THE CHÂTEAUNEUF OF GRAINS

When you go to the store for a bottle of wine, you don’t expect that all the bottles are exactly the same and should cost the same price. Westblom believes the same thinking should apply to wheat and other grains and intends to help de-commoditize Alberta's crops—which are “in the heart of the highest quality grain production in the world.” By demonstrating and measuring safety, sustainability and even superior nutrient content, Provision software can build trust and change companies’ messaging to their consumers, who often don’t have access to transparent production information.
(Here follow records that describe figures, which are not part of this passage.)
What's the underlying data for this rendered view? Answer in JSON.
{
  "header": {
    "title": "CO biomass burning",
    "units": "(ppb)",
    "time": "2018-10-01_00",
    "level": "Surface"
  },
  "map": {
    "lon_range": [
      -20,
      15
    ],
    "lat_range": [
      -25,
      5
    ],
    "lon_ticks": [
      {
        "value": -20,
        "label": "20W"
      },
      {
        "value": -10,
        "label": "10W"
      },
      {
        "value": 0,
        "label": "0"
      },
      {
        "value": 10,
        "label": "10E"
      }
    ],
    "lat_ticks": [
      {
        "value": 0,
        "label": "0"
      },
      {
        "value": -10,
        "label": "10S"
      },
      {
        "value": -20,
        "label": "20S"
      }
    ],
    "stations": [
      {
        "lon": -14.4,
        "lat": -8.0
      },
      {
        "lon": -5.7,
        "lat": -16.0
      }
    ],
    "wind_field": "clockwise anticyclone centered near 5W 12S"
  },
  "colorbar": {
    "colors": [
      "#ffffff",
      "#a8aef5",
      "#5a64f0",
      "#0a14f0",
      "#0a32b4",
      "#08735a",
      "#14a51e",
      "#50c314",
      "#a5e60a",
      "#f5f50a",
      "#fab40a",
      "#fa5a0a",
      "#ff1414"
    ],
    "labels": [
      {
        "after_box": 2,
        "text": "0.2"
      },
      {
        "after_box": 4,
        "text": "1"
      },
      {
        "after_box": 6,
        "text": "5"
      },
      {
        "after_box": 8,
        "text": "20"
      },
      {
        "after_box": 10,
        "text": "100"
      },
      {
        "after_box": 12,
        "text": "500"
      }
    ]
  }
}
“If we have that farm-level data, we can tell people where their food came from, and we can dive into the impacts of certain choices made by processors along the way,” says Westblom. “For example, let’s say Farmer A uses Fertilizer X and the product was processed in certain way—we can derive insight into how those choices and decisions impact food waste and shelf life. This is our long-term vision. We're working toward the UN goals of 0% hunger and food waste. If we can get enough saturation into our platform, we can run further Machine Learning analysis to identify trends of certain products being wasted.”

Protein Industries Canada

Protein Industries Canada

PROTEIN INDUSTRIES SUPERCLUSTER

Provision has recently partnered with the 120K-acre Coutts Agro grain/oilseed farm in Kindersley, Saskatchewan, and two other Calgary partners in a $9.25 million project to improve farm efficiency and profitability. Partially funded and sponsored by Protein Industries Canada, Provision will use data collected by Skymatics and Verge Technologies to help reduce farming costs, improve efficiency, provide important information to consumers, and de-commoditize Canadian crops by tracing and validating valuable differentiating factors—such as input practices, safety practices, carbon impact and water use.

WHAT’S NEXT

Provision has grown by over 20 times in 2020 so far. Its software demand has expanded from bakeries and beverage manufacturers into food transporters, all the while building AI insights for grain and horticulture. The company continues to seek strong partners. "Competition in this particular space or value chain isn’t helpful. We believe the agtech and foodtech industry needs to look at a partner-first model,” says Westblom. “I want to work with companies everywhere to find ways to innovate the food ecosystem and find value-added opportunities.”